Senior Researcher Rodney Wambeam said most of Wyoming’s abuse is by young adults between 18 and 25. But all age groups—no matter their gender or race—are susceptible to addiction.

“Because you have this stereotype of our first responders going into a room and there’s syringes laying around and someone has overdosed,” he said. “And first responders definitely tell us that happens but they also tell us they go to a nursing home or somewhere where an elderly person has put on multiple fentanyl patches instead of just one.”

Wambeam said Wyoming is still prescribing more opioids than the national average. Uinta County prescribes the most—more than the number of people there—but that’s because the state mental hospital is located in Evanston. Other counties that prescribe high amounts of opioids are Hot Springs, Park, Washakie and Fremont.

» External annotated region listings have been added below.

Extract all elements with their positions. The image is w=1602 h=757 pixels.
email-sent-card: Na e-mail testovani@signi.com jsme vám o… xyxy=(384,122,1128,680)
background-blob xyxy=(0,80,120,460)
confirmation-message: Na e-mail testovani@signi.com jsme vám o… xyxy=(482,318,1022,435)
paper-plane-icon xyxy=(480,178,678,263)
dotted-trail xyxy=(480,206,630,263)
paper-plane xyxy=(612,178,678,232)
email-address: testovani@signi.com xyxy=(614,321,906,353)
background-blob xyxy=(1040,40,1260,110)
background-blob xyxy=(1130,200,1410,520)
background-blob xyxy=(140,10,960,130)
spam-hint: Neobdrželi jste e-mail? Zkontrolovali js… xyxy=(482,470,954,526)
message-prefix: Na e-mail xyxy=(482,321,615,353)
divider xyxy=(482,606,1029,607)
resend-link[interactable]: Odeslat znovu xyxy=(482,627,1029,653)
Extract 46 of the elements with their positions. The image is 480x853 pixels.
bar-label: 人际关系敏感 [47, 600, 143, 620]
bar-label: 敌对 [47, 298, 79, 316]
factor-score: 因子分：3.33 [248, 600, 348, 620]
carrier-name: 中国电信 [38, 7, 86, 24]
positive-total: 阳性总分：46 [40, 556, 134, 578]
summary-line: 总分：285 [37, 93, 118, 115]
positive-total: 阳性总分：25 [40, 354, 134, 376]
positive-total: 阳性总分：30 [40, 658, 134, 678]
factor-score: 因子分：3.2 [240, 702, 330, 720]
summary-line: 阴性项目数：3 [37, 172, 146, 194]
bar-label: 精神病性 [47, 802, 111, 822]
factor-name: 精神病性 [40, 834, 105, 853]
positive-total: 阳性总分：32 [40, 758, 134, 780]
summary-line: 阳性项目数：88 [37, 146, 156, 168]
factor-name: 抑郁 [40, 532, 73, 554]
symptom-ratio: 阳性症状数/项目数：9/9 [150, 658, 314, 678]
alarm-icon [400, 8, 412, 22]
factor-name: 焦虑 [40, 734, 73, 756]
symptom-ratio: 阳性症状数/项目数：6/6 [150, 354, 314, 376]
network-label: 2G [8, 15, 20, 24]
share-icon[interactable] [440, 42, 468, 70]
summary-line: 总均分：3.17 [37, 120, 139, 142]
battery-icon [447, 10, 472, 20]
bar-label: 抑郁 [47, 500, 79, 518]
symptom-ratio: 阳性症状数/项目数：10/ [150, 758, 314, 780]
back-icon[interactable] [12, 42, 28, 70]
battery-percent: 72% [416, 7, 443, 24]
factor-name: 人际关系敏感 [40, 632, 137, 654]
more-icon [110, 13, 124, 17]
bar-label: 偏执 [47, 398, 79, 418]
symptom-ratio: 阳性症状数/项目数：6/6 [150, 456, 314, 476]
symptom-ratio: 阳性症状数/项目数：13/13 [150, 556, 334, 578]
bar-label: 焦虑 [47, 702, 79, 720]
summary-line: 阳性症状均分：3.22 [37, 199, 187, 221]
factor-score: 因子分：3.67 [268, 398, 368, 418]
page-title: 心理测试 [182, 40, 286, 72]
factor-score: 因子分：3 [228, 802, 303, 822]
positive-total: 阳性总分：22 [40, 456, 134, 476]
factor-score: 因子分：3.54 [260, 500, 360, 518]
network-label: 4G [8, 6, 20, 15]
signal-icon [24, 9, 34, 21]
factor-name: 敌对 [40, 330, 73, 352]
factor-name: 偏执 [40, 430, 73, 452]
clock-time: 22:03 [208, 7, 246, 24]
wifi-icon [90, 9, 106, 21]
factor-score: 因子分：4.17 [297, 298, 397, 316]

The report, called “Telling the Story of Opioid Use In Wyoming,” shows that the state’s overdose death rates are also rising at the same rate as the national average. Last year, 7.8 people per 100,000 died of opioid overdoses in Wyoming. Back in 2003, not even two people overdosed per 100,000. Nationally, 8.9 per 100,000 people overdosed.

Wambeam said the good thing is that, so far, it isn't easy for Wyoming’s opioid users to turn to the cheaper heroin that’s easily available in neighboring states.

“Wyoming isn’t, I think a huge market for drug dealers to come to and they’re not going to make a ton of money here because the population is so small,” Wambeam said. “In Laramie, where I live, they’ve seen people with heroin. They’ve almost always gone to Denver to get it and bring it back to Laramie.”

Marc Condojani is with Colorado’s Community Behavioral Health. He said Colorado’s rural areas are starting to see higher heroin abuse.

“We’re seeing heroin in parts of the state we’ve never seen it before.”

He said it’s interstate highways that bring heroin and Wyoming has plenty of those.